History

Great Britain
- Name: HMS Enterprise
- Acquired: Captured from the Spanish in 1743
- Commissioned: 1743
- Fate: Sold in 1748

General characteristics
- Class & type: Ex-Barca-longa; Re-rated as a sloop;
- Propulsion: Sails
- Sail plan: sloop
- Complement: 60
- Armament: 8 guns

= HMS Enterprize (1743) =

Sloop of the Royal Navy

HMS Enterprize, also known as HMS Enterprise, was an 8-gun sloop of the Royal Navy.

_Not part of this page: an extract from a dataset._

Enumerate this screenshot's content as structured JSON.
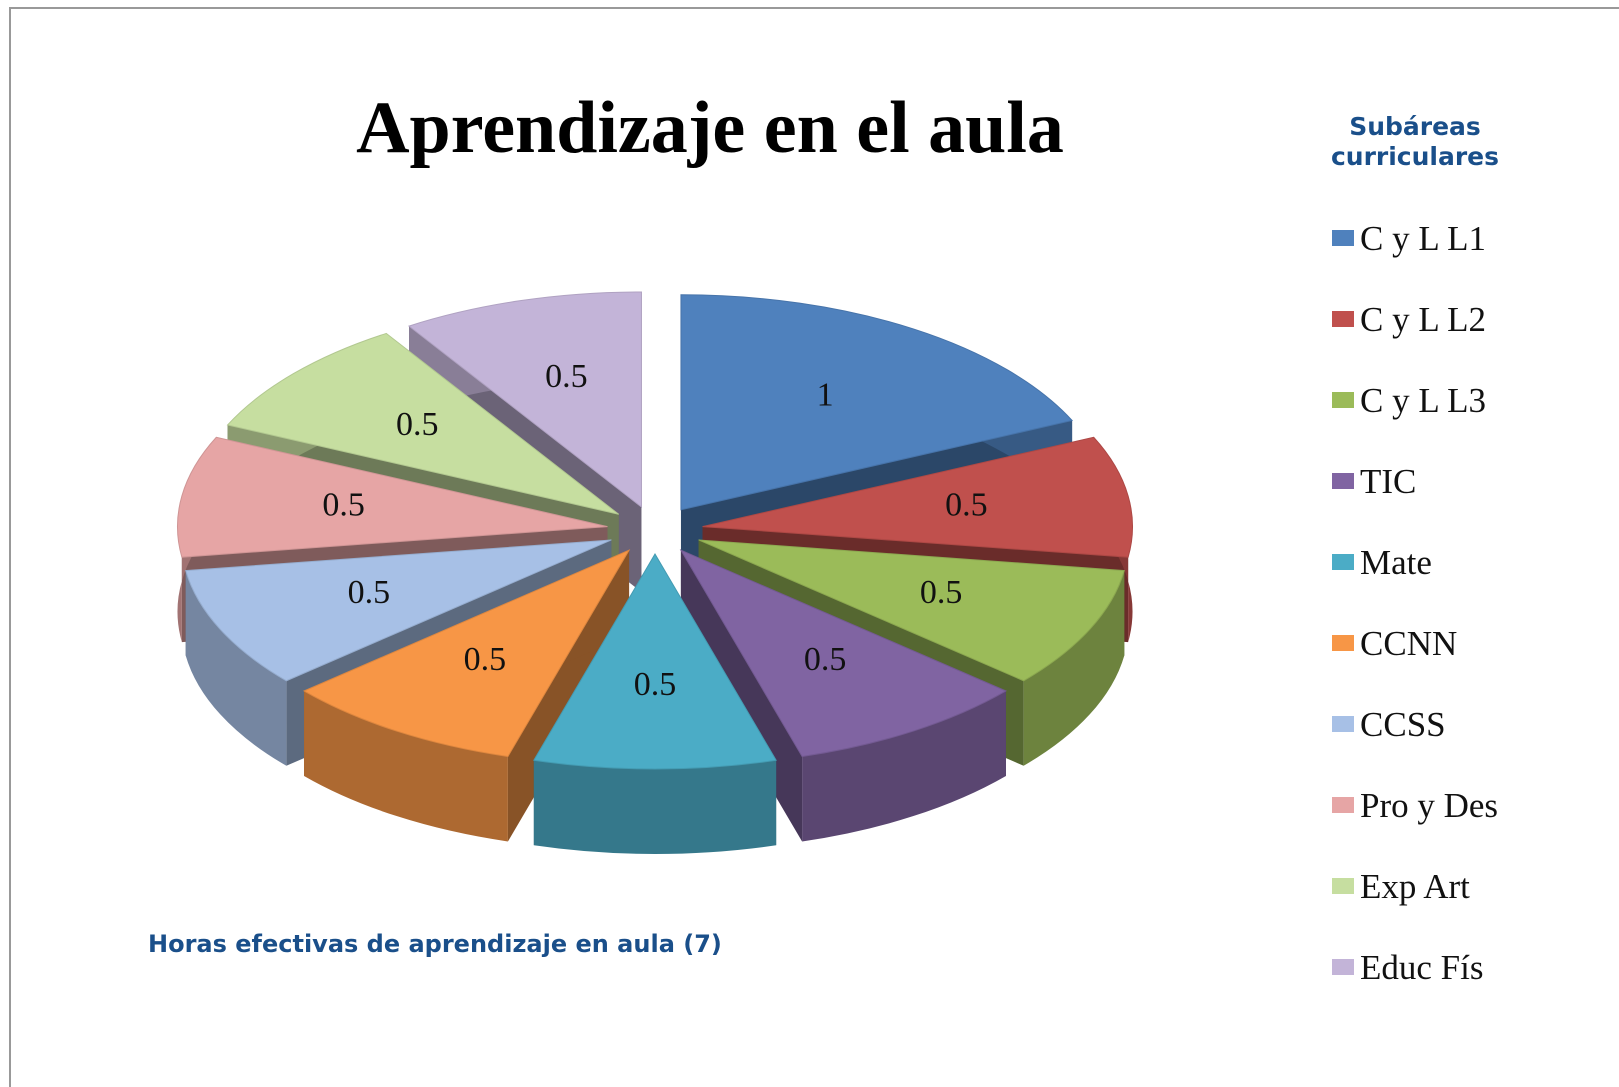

Enterprize was a barca-longa captured from the Spanish in 1743 and re-rated as a sloop. She spent her entire career in the Mediterranean as a despatch vessel and tender, being commissioned in 1743 under Lieutenant Thomas Herring. She was present at the Battle of Toulon in 1744 and was then paid off in 1745.

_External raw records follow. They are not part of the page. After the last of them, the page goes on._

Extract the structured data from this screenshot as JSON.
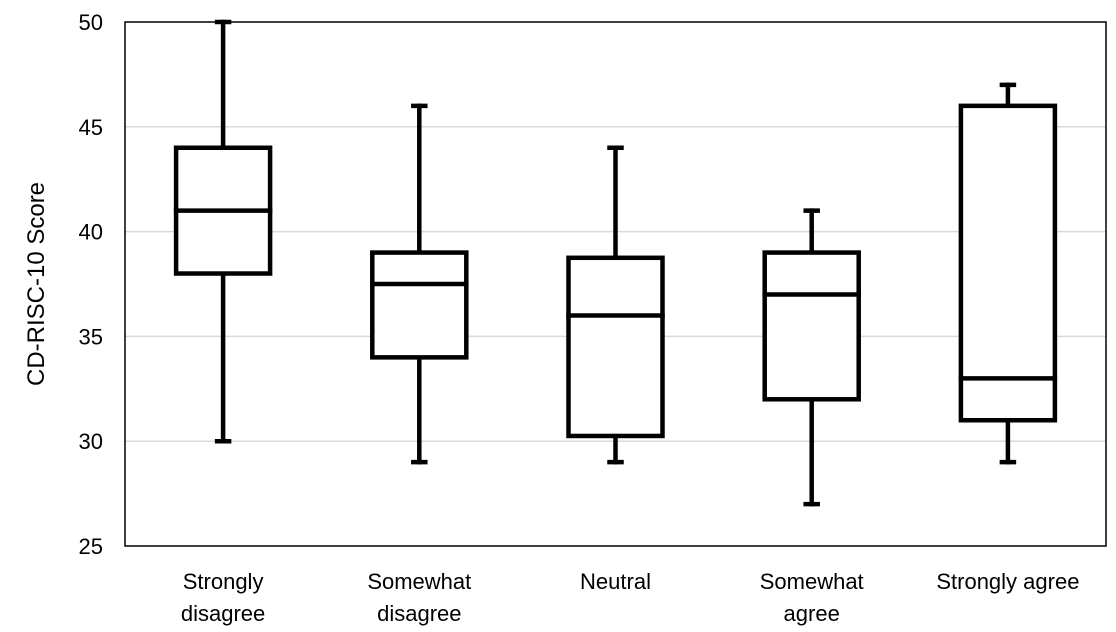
{
  "chart_data": {
    "type": "box",
    "categories": [
      [
        "Strongly",
        "disagree"
      ],
      [
        "Somewhat",
        "disagree"
      ],
      [
        "Neutral"
      ],
      [
        "Somewhat",
        "agree"
      ],
      [
        "Strongly agree"
      ]
    ],
    "boxes": [
      {
        "min": 30,
        "q1": 38,
        "median": 41,
        "q3": 44,
        "max": 50
      },
      {
        "min": 29,
        "q1": 34,
        "median": 37.5,
        "q3": 39,
        "max": 46
      },
      {
        "min": 29,
        "q1": 30.25,
        "median": 36,
        "q3": 38.75,
        "max": 44
      },
      {
        "min": 27,
        "q1": 32,
        "median": 37,
        "q3": 39,
        "max": 41
      },
      {
        "min": 29,
        "q1": 31,
        "median": 33,
        "q3": 46,
        "max": 47
      }
    ],
    "ylabel": "CD-RISC-10 Score",
    "xlabel": "",
    "ylim": [
      25,
      50
    ],
    "yticks": [
      25,
      30,
      35,
      40,
      45,
      50
    ],
    "grid": true,
    "colors": {
      "box": "#000000",
      "grid": "#d9d9d9",
      "frame": "#000000"
    }
  }
}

She was recommissioned under Lieutenant William Cooper in August 1746, spending a further two years in service with the Navy until being put up for sale in at Port Mahon, Menorca in the summer of 1748. There was already an HMS Enterprize in service during her time with the Navy, a 40-gun fifth rate, which was sold off the year after her smaller counterpart, in 1749.